Further, the Minnesota statute provides that after notice is sent to the debtor but before the case has been heard by the court, the collector “shall settle the claim if the [debtor] gives the [collector] the amount of the check plus court costs, any service charge owed under paragraph (d), and reasonable attorney fees if provided for under paragraph (a), clause (3).” Minn.Stat. Ann. § 332.50 Subd. 2(c) (emphasis supplied). Therefore, the debtor is liable for up to a $100 civil penalty, but only if the parties proceeded to hearing by the court. The statute requires the collector to settle the claim for court costs, the $20 service charge, and attorney fees, if applicable, if the case has not yet been heard by the court. New Concepts’ letter included the entire $100 civil penalty as part of the amount debtors could pay to satisfy the debt without proceeding to court. This violated the FDCPA because it was a misleading representation of Minnesota law. See 15 U.S.C. § 1692e.

Next, it is clear that attorney fees would not have been recoverable in an action against debtors under Minnesota law because the amounts of the dishonored checks were less than $1,250. See Minn. Stat. Ann. § 332.50 Subd. 2(a)(3).[1] Thus, the statement in the letters was a violation of the statute because it was a threat to take an “action that cannot legally be taken” under Minnesota law. 15 U.S.C. § 1692e(5).

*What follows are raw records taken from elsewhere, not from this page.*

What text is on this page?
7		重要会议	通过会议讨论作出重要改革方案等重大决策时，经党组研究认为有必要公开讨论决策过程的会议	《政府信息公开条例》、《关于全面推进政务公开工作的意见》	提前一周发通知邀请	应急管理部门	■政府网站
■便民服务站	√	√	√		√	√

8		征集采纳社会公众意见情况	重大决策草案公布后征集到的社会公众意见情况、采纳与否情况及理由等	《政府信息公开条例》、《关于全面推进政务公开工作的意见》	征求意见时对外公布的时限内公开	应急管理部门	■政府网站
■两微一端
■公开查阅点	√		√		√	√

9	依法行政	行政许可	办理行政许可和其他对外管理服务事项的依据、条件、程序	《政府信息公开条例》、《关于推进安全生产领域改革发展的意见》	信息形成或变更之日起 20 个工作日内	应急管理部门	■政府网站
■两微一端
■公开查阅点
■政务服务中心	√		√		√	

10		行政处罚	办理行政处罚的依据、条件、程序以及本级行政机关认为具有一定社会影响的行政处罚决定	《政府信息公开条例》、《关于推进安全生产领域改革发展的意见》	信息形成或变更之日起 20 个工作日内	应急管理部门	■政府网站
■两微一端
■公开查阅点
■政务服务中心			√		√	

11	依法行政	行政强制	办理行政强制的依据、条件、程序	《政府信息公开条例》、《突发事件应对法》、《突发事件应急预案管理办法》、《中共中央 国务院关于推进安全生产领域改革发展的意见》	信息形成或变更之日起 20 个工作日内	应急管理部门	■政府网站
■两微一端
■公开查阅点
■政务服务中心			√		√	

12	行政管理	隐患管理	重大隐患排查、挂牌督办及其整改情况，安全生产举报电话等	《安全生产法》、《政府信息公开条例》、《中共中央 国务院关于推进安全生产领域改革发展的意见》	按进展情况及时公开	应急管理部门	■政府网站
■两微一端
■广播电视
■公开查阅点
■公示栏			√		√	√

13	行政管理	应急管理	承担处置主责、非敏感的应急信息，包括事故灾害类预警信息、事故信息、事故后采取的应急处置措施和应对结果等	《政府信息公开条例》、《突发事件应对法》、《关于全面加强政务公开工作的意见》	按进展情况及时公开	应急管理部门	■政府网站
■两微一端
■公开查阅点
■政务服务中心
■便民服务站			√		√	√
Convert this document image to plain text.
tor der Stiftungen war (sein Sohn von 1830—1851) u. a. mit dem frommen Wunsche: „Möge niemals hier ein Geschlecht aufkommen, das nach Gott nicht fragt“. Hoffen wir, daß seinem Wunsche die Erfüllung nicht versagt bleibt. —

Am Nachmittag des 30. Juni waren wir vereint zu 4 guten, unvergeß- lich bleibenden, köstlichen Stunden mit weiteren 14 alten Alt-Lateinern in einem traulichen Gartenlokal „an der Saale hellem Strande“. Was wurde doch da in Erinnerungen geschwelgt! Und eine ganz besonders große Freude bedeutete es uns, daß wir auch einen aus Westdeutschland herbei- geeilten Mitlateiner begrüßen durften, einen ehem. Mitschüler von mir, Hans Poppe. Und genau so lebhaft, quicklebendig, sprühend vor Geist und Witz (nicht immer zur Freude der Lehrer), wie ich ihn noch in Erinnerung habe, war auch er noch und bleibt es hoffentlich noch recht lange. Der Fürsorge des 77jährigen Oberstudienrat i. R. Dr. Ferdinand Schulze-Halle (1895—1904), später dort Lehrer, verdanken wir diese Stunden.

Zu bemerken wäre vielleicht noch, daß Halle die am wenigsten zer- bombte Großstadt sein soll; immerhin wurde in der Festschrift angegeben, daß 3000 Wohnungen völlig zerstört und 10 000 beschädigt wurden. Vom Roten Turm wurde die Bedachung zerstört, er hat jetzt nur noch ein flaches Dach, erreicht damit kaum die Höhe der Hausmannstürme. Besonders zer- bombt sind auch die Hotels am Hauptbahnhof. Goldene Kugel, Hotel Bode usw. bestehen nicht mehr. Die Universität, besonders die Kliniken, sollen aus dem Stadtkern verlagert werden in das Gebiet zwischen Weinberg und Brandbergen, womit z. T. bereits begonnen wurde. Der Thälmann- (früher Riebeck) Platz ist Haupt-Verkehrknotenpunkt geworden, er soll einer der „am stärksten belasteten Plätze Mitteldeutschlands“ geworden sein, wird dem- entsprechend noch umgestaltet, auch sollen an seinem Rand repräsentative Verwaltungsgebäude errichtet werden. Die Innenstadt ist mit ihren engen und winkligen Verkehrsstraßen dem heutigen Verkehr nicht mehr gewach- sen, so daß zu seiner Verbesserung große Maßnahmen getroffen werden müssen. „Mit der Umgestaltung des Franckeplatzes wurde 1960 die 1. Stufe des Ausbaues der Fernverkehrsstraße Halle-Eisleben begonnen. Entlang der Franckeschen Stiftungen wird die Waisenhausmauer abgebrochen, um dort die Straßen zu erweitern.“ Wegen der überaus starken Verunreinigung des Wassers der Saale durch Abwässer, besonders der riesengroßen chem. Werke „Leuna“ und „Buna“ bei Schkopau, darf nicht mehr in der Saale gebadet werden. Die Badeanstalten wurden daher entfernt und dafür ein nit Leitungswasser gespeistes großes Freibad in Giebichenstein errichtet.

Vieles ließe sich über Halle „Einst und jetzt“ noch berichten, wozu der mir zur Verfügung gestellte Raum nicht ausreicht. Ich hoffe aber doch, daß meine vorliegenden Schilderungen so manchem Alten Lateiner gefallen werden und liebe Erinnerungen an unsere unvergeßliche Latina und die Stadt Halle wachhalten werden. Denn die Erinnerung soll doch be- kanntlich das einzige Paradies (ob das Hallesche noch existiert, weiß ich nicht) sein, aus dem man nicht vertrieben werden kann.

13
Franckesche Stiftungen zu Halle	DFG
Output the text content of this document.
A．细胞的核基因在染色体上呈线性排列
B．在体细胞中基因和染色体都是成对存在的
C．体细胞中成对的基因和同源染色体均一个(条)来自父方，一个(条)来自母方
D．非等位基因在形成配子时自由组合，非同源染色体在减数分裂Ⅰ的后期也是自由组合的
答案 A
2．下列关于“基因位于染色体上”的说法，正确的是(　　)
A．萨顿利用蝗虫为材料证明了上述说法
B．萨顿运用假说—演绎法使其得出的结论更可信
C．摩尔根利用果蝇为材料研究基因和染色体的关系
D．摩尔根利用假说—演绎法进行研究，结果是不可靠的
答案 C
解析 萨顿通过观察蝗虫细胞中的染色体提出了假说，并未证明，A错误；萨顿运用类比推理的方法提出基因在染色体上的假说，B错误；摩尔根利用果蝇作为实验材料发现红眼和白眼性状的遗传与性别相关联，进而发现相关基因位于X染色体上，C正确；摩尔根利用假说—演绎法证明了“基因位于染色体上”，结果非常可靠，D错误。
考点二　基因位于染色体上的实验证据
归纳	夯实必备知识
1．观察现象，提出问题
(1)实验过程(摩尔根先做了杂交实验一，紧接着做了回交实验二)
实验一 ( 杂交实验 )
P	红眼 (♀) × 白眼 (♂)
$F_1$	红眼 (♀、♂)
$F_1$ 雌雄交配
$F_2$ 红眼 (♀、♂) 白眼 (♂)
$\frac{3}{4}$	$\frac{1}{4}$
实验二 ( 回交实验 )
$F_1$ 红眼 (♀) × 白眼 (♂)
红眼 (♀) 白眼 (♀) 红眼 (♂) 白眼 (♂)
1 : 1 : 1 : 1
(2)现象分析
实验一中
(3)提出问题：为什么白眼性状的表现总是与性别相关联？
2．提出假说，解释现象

This conclusion is especially true in light of the unsophisticated consumer standard, which is described as a standard “designed to protect consumers of below average sophistication or intelligence without having the standard tied to `the very last rung on the sophistication ladder.'” Taylor v. Perrin, Landry, deLaunay & Durand, 103 F.3d 1232, 1236 (5th Cir.1997) quoting Gammon v. GC Servs. Ltd. Partnership, 27 F.3d 1254, 1257 (7th Cir.1994). This standard protects the uninformed or naive consumer, yet also contains an objective element of reasonableness to protect debt collectors from liability for peculiar interpretations of collections letters. See Jang, 122 F.3d at 483-84. The unsophisticated consumer would likely be led to believe that New Concepts would collect attorney fees if the parties went to court. Nor is this a peculiar interpretation of the letter, because it clearly states that New Concepts would seek attorney fees in the event legal action was commenced. Accordingly, New Concepts violated the FDCPA by threatening to seek attorney fees in the event the parties proceeded to litigation.

Finally, although the interest calculations were admittedly only slightly overstated, the letters seeking these overstated interest charges were nonetheless an attempt to collect interest not permitted by law, and therefore a violation of the plain language of section 1692f(1).

III. CONCLUSION

Because New Concepts violated the FDCPA with regard to the $100 civil penalty, the threat to seek attorney fees, and the interest owed by debtors, we reverse and remand with directions to the district court to enter partial summary judgment in favor of debtors, and for further proceedings to determine damages and costs.

[1] The statute reads:

Whoever issues any check that is dishonored … is liable to the holder for:



(3) reasonable attorney fees if the aggregate amount of dishonored checks issued by the issuer to all payees within a six-month period is over $1,250.

Minn.Stat. Ann. § 332.50 Subd. 2(a)(3).